It's easy to forget that, ultimately, Google (GOOG) is an advertising company. The $382 billion tech firm might have its hand in a wide spectrum of different businesses ranging from searches to smartphones, but at the end of the day, the firm's goal is to get more eyes on the paid ads that contribute around 80% of Google's total sales. It's been a slow start to the year for GOOG: Since the calendar flipped to January, Google has effectively traded flat.
Google currently captures approximately 60% of the world's Web search traffic, an astounding market share that gives Google some important advantages over the competition. Part of that success comes from the technology that Google has been able to deploy in a "post PC world." By giving users high quality experiences with apps and mobile devices, it's able to keep users playing within the Google sandbox, all the while serving them ads.
Desktop search remains the holy grail of Google's business.
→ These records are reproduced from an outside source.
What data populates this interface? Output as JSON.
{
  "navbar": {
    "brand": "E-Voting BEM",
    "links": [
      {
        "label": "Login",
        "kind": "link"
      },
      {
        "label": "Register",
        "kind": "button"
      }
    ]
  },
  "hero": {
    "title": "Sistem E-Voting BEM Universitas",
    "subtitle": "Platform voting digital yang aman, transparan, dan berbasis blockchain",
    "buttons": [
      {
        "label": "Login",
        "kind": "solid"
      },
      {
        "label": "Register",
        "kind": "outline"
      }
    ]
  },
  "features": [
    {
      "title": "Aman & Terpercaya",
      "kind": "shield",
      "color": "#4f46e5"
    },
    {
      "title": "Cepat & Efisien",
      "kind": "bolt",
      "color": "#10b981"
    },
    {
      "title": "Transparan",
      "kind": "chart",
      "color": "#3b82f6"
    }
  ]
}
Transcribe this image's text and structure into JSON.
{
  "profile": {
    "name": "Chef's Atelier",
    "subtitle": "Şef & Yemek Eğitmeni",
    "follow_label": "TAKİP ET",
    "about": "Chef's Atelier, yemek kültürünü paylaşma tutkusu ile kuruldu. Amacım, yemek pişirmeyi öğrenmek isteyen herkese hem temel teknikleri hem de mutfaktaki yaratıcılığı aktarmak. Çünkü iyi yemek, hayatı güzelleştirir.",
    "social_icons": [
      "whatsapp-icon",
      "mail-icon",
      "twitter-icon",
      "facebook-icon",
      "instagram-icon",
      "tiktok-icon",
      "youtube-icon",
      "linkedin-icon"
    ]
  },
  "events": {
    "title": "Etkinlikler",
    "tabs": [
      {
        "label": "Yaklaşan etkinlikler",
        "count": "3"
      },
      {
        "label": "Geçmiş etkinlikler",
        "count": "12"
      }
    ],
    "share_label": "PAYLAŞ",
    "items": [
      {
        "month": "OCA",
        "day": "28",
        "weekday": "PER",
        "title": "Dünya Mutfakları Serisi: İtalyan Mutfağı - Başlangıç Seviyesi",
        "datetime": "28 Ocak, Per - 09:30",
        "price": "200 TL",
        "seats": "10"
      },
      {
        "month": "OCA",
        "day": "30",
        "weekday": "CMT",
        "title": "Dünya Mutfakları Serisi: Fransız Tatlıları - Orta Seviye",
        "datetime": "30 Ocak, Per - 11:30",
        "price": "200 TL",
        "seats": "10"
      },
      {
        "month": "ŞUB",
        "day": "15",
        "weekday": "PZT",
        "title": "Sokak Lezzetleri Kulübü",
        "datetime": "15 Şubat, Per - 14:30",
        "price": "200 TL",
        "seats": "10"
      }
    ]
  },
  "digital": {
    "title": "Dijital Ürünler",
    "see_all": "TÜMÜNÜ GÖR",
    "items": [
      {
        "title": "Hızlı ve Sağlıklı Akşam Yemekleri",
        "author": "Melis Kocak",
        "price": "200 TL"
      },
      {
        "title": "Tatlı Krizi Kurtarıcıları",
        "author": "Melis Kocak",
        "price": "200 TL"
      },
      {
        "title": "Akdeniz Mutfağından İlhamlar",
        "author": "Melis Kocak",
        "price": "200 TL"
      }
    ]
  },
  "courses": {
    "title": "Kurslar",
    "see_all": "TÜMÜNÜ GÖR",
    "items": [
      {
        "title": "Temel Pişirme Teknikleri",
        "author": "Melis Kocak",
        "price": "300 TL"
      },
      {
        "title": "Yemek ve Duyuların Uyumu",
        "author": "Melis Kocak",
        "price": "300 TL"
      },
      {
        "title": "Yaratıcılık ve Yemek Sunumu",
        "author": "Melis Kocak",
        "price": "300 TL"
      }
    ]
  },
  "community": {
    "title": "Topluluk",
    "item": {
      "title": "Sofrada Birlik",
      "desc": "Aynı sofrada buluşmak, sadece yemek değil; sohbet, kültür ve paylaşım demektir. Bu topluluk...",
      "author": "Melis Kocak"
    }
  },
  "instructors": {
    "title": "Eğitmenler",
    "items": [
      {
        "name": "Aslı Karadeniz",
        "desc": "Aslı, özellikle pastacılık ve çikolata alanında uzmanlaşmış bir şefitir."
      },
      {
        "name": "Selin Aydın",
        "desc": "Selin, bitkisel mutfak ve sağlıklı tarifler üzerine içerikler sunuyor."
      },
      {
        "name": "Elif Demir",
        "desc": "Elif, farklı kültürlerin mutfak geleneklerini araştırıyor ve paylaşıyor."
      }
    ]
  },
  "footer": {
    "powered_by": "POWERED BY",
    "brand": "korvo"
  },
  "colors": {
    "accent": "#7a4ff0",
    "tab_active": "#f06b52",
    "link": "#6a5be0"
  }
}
Unlike the ad networks, in which case Google must pay a royalty to content owners, sponsored search comes with huge margins and customer acquisition costs are effectively nil thanks to the strength of the Google brand. While any new investments will likely come with some level of margin dilution, high levels of profitability today and a whopping $59 billion cash and investment position help to offset the risks.
Make no mistake, Google isn't "cheap" right now -- but it's well-positioned to get even less cheap in the coming months.